No. People came at designated visiting hours. Not everyone was allowed to meet me. But those were hospital rules, nothing to do with me. They came, met Jaya, Abhishek and Shweta, and wrote wonderful things in the book which I'll cherish forever.
I'm unable to put it in a time frame to it. I don't know how my body will heal. I wish I know what my body was thinking and saying. If I did, I wouldn't have been in this situation in the first place [laughs uneasily]. Now, I'll just have to wait. At least six to eight weeks, and then another six months. But physically, work is out for now.
Does the pile-up of work look immense?
Not really. The producers have been extremely understanding and kind, whether it's Karan Johar, Ravi Chopra or KBC. They've all been very nice, saying, 'You get well first.'
Will KBC be your first priority after you get back to work ?

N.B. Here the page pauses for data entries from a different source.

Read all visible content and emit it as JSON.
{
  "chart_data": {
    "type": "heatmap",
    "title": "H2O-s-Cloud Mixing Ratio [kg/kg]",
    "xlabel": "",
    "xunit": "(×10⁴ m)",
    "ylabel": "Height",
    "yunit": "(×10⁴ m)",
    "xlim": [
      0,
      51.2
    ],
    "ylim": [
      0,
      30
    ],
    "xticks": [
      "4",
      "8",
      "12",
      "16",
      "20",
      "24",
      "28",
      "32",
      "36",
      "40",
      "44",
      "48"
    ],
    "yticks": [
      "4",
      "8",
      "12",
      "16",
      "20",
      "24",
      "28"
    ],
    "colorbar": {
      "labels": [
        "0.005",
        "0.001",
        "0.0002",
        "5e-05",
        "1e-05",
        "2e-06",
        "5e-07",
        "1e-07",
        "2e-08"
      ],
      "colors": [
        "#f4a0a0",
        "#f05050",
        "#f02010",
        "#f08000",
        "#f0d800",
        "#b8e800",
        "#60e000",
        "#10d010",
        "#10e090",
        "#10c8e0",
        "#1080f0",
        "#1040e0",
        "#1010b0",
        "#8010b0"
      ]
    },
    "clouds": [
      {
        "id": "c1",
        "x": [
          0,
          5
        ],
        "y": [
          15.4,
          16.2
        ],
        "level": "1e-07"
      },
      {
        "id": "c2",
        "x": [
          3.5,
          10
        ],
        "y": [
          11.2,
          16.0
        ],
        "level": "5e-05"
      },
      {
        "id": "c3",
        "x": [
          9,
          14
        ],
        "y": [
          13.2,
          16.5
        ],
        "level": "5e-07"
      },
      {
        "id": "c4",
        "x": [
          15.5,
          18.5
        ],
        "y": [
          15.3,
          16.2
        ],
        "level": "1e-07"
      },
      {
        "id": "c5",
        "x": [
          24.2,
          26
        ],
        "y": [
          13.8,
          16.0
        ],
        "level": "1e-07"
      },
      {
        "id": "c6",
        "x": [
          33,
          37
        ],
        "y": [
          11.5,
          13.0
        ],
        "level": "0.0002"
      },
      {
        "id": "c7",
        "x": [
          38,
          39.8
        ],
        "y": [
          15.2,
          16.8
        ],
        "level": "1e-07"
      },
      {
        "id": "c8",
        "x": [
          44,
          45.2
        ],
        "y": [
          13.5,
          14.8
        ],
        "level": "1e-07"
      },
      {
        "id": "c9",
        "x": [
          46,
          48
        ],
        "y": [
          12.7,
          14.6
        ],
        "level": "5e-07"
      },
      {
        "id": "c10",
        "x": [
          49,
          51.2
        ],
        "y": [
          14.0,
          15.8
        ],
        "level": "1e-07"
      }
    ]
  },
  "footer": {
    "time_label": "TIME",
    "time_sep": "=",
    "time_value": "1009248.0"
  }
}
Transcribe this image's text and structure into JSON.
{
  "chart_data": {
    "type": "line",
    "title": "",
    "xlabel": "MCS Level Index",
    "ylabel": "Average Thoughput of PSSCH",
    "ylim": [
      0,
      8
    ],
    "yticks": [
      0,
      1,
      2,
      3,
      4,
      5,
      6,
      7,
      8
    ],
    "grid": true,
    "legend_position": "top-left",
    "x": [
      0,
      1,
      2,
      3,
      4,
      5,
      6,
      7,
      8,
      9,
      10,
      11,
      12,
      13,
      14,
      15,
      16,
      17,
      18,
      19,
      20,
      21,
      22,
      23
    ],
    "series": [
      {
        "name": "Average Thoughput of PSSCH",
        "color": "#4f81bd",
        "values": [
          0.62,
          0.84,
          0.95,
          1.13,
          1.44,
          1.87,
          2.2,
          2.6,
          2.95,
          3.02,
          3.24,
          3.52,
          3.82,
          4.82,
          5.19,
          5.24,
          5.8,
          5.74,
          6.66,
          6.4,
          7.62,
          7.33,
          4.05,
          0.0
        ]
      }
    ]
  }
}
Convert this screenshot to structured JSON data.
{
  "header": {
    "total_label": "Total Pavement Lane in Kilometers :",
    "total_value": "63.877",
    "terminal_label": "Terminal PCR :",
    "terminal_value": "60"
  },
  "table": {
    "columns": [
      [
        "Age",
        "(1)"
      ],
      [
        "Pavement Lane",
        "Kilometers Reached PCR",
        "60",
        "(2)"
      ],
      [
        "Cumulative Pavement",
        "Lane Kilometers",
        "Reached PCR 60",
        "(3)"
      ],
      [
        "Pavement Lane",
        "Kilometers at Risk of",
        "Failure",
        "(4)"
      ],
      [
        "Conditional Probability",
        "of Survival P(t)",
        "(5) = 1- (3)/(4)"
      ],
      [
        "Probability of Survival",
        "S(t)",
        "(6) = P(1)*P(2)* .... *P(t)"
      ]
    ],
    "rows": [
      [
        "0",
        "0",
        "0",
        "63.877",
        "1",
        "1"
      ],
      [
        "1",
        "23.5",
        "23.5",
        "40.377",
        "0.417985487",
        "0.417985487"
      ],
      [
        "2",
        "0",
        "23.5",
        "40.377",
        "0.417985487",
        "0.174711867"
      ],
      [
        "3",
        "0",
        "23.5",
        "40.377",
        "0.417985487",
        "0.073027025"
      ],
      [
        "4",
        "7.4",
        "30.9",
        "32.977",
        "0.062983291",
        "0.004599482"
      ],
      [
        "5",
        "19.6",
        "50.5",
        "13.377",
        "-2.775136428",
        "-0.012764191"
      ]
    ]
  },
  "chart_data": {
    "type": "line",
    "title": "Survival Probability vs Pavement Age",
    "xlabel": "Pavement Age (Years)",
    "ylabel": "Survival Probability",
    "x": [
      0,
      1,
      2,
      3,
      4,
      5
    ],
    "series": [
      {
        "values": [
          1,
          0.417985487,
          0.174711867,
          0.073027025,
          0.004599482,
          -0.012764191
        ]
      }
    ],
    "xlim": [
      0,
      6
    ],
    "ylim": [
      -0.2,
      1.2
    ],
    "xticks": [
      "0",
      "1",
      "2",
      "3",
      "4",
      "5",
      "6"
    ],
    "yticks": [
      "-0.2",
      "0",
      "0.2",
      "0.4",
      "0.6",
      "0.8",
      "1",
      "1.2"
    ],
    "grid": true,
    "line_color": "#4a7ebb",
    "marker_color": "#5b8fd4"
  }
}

Let's see. We've been in talks. I think my episodes have ended. They'll have to make-do until I can record for them.How does it feel to have so much free time on your hands now?
Yes, I haven't had a break for some time. But I'm not restless. I'm waiting for my body to recover. I'm getting the time to do so many things that I had left unattended: It could be clearing up a cupboard, or putting my books and papers in order. Most of all, I'm being able to spend time with my family. I can also afford the luxury of just being myself.And introspecting?
I don't think you need to make time to do that, even while you're working.
This illness again proved your iconic status...
You know, I don't like listening to such things. It makes me feel exalted way beyond reason. I don't believe in being an icon. I'm merely grateful to people for their love and concern. I don't know what I've done to earn it. But I'm grateful to them.